Once you have R you can obtain a utility for adding Bioconductor packages with

```
source("http://www.bioconductor.org/biocLite.R")
```

This is sensitive to the version of R that you are using.  It installs and loads the BiocInstaller
package.  Let's illustrate its use.

In [None]:
library(BiocInstaller)
biocLite("genomicsclass/GSE5859Subset")  # this will be used later

### Documentation

For novices, large-scale help resources are always important.  

- Bioconductor's __[main portal](http://www.bioconductor.org)__ has sections devoted to installation, learning, using, and developing.  There is a twitter feed for those who need to keep close by.
- The __[support site](http://support.bioconductor.org)__ is active and friendly
- R has extensive help resources at __[CRAN](http://cran.r-project.org)__ and within any instance 

In [None]:
# help.start() -- may not work with notebooks but very useful in Rstudio or at command line

Documentation on any base or Bioconductor function can be found using the ?-operator 

In [None]:
?mean # use ?? to find documentation on functions in all installed packages

All good manual pages include executable examples

In [None]:
example(lm)

We can get 'package level' help -- a concise description and list of documented functions.

In [None]:
help(package="genefilter", help_type="html") # generates embedded view of DESCRIPTION and function index

Large-scale documentation that narrates and illustrates package (as opposed to function) capabilities is provided in vignettes.

In [None]:
vignette()

In [None]:
vignette("create_objects", package="pasilla")

In summary: documentation for Bioconductor and R utilities is diverse but discovery is supported in many ways.  RTFM.

## Data structure and management for genome-scale experiments

Data management is often regarded as a specialized and tedious dimension of scientific research. 

- Because failures of data management are extremely costly in terms of resources and reputation, highly reliable and efficient methods are essential. 
- Customary lab science practice of maintaining data in spreadsheets is regarded as risky.

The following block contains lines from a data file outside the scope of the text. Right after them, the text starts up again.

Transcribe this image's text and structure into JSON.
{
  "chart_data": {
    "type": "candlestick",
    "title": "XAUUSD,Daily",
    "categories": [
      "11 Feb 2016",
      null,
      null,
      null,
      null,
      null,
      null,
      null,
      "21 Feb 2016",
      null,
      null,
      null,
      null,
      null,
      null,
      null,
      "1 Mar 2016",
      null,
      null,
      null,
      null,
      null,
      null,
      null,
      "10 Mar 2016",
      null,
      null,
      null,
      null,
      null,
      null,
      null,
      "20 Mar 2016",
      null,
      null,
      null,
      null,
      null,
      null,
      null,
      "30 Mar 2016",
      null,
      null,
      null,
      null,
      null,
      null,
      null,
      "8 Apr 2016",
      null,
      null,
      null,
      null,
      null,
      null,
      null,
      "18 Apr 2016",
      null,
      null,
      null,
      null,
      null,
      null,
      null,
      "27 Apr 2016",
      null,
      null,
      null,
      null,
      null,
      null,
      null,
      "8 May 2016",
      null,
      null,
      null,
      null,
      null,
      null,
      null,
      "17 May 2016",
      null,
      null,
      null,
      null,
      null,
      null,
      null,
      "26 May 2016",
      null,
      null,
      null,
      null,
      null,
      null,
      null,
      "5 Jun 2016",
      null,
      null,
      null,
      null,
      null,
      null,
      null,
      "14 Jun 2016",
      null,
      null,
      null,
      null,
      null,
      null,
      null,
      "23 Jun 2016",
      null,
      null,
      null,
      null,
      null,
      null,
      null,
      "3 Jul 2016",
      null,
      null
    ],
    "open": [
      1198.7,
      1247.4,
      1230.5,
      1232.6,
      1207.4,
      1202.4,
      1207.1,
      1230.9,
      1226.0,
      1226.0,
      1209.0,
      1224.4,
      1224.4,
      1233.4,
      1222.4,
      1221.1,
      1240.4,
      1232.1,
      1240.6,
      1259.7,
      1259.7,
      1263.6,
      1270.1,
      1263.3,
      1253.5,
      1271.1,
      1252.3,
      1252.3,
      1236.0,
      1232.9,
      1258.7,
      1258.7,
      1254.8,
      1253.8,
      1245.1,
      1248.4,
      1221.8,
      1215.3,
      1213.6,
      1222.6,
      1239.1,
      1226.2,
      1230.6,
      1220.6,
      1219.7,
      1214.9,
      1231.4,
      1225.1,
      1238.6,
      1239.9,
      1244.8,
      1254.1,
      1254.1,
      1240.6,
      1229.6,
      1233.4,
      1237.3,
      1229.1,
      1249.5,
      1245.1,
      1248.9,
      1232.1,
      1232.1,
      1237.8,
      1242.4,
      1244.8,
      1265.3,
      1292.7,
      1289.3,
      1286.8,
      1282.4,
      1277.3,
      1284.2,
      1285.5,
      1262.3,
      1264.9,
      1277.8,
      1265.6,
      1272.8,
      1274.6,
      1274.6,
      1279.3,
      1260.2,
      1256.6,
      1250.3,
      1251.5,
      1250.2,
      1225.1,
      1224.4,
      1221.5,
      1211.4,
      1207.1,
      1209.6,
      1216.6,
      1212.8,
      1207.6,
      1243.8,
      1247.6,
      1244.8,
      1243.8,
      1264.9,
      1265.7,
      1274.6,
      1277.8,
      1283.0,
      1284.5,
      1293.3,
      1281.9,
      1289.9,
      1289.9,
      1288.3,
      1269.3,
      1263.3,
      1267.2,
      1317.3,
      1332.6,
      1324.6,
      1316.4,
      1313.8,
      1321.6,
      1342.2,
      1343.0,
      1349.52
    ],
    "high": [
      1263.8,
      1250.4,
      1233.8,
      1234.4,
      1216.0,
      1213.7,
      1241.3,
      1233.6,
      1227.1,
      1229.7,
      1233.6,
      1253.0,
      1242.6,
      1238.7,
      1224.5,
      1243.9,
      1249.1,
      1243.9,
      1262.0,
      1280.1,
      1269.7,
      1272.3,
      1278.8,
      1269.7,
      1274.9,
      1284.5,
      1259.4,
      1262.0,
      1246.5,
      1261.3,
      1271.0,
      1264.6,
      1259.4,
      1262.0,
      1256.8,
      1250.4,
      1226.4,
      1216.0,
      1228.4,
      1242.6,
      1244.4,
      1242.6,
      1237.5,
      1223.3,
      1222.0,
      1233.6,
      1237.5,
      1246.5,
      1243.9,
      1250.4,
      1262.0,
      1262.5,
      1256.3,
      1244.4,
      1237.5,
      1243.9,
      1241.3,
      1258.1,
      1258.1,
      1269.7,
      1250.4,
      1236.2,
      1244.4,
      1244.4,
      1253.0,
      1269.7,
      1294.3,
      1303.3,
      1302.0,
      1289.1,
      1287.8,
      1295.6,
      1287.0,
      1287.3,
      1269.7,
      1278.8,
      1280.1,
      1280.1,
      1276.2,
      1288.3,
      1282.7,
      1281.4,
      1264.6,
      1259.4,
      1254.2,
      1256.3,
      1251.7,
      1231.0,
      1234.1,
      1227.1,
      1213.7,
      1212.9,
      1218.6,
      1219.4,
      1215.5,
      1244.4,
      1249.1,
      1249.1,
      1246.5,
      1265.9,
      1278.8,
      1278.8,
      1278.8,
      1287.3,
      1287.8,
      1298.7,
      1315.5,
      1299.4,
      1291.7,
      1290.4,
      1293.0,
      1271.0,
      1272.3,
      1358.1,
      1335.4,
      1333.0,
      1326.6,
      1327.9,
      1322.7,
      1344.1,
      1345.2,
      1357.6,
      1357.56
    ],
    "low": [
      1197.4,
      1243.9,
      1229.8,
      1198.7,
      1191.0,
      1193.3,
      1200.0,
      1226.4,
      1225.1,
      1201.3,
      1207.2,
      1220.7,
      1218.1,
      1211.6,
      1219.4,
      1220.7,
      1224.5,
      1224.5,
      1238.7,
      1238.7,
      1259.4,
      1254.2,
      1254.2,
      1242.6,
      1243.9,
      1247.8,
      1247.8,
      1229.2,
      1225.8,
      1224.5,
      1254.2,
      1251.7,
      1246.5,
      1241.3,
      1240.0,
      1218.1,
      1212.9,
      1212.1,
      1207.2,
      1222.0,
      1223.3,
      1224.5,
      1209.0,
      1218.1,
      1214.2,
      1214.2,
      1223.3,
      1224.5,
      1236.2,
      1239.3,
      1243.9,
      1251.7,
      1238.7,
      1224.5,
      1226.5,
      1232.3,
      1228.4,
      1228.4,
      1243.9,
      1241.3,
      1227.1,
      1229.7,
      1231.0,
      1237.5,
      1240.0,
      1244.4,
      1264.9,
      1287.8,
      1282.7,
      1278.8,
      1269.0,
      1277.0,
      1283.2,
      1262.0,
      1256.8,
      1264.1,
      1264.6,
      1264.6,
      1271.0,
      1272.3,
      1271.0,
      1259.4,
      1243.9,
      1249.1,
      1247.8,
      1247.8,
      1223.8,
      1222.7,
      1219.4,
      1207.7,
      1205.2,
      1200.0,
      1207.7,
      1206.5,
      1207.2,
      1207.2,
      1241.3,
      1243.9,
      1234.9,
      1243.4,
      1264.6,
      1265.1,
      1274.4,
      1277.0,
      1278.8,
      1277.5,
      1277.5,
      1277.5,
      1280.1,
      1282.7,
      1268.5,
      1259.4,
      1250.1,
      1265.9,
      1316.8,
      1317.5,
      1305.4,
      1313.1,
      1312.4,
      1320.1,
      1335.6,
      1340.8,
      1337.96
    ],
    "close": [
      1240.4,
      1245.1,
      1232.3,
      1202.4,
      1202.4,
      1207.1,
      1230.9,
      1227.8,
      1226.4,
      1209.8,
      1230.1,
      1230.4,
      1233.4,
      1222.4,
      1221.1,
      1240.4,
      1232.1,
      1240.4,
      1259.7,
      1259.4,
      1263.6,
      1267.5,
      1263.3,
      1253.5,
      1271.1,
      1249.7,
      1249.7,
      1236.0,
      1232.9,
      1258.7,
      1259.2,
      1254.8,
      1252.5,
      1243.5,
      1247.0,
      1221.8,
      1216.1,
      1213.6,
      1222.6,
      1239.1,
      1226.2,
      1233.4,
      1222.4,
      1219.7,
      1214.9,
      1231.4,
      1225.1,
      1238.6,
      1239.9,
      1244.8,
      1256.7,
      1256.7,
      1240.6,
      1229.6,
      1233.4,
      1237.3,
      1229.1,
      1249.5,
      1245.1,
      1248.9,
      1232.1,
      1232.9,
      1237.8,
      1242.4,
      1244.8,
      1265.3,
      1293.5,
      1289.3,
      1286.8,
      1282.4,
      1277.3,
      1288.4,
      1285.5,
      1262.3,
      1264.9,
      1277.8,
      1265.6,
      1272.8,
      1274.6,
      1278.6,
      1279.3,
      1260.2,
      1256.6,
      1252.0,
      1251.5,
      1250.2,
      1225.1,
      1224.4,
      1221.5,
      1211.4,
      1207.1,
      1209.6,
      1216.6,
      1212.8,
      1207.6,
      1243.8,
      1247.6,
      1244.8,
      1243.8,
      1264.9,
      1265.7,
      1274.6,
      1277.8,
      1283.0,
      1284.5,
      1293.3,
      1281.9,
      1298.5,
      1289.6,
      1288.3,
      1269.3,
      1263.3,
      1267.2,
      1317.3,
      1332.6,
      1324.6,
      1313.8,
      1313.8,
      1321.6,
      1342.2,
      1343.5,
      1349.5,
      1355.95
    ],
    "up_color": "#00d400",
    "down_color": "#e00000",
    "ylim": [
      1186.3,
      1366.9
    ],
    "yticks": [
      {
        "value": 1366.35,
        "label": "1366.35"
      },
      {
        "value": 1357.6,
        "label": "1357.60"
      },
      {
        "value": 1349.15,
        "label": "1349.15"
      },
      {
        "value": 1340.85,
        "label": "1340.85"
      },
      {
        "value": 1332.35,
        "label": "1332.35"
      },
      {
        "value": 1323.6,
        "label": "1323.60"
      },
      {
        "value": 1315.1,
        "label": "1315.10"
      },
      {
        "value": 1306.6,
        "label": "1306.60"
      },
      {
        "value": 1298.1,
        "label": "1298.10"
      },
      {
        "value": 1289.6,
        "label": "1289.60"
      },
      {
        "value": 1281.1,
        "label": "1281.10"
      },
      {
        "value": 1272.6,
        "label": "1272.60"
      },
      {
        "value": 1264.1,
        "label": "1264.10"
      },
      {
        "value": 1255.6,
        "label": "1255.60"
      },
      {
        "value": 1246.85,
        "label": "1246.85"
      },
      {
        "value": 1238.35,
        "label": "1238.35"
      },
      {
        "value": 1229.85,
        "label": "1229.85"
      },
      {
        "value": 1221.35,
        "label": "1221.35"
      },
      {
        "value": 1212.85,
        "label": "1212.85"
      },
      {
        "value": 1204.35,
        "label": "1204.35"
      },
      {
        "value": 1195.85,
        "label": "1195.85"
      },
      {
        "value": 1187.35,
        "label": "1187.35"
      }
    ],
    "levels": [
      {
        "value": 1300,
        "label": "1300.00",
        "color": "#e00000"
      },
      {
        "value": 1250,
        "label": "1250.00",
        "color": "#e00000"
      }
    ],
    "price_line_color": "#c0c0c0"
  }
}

We want to add value to data by making it easier to follow reliable data management practices.

In Bioconductor, principles that guide software development are applied in data management strategy. 

- High value accrues to data structures that are modular and extensible. 
- Packaging and version control protocols apply to data class definitions. 
- We will motivate and illustrate these ideas by 
    - giving examples of transforming spreadsheets to semantically rich objects, 
    - working with the NCBI GEO archive, 
    - dealing with families of BAM and BED files, and (optionally)
    - using external storage to foster coherent interfaces to large multiomic archives like TCGA.

### Coordinating information from multiple tables

With the GSE5859Subset package, we illustrate a "natural" approach to collecting microarray data and its annotation.

In [None]:
library(GSE5859Subset)
data(GSE5859Subset) # will 'create' geneExpression, sampleInfo, geneAnnotation

In [None]:
dim(geneExpression)

In [None]:
head(geneExpression[,1:5])

In [None]:
head(sampleInfo)

In [None]:
head(geneAnnotation)

Here we have three objects in R that are conceptually linked.  We notice that `sampleInfo` has an ethnicity token and that the column names for the `geneExpression` table are similar in format to the `filename` field of `sampleInfo`.  Let's check that they in fact agree:

In [None]:
all(sampleInfo$filename == colnames(geneExpression))

In [None]:
table(sampleInfo$group)

In [None]:
# What is the distribution of ethnicity in this dataset?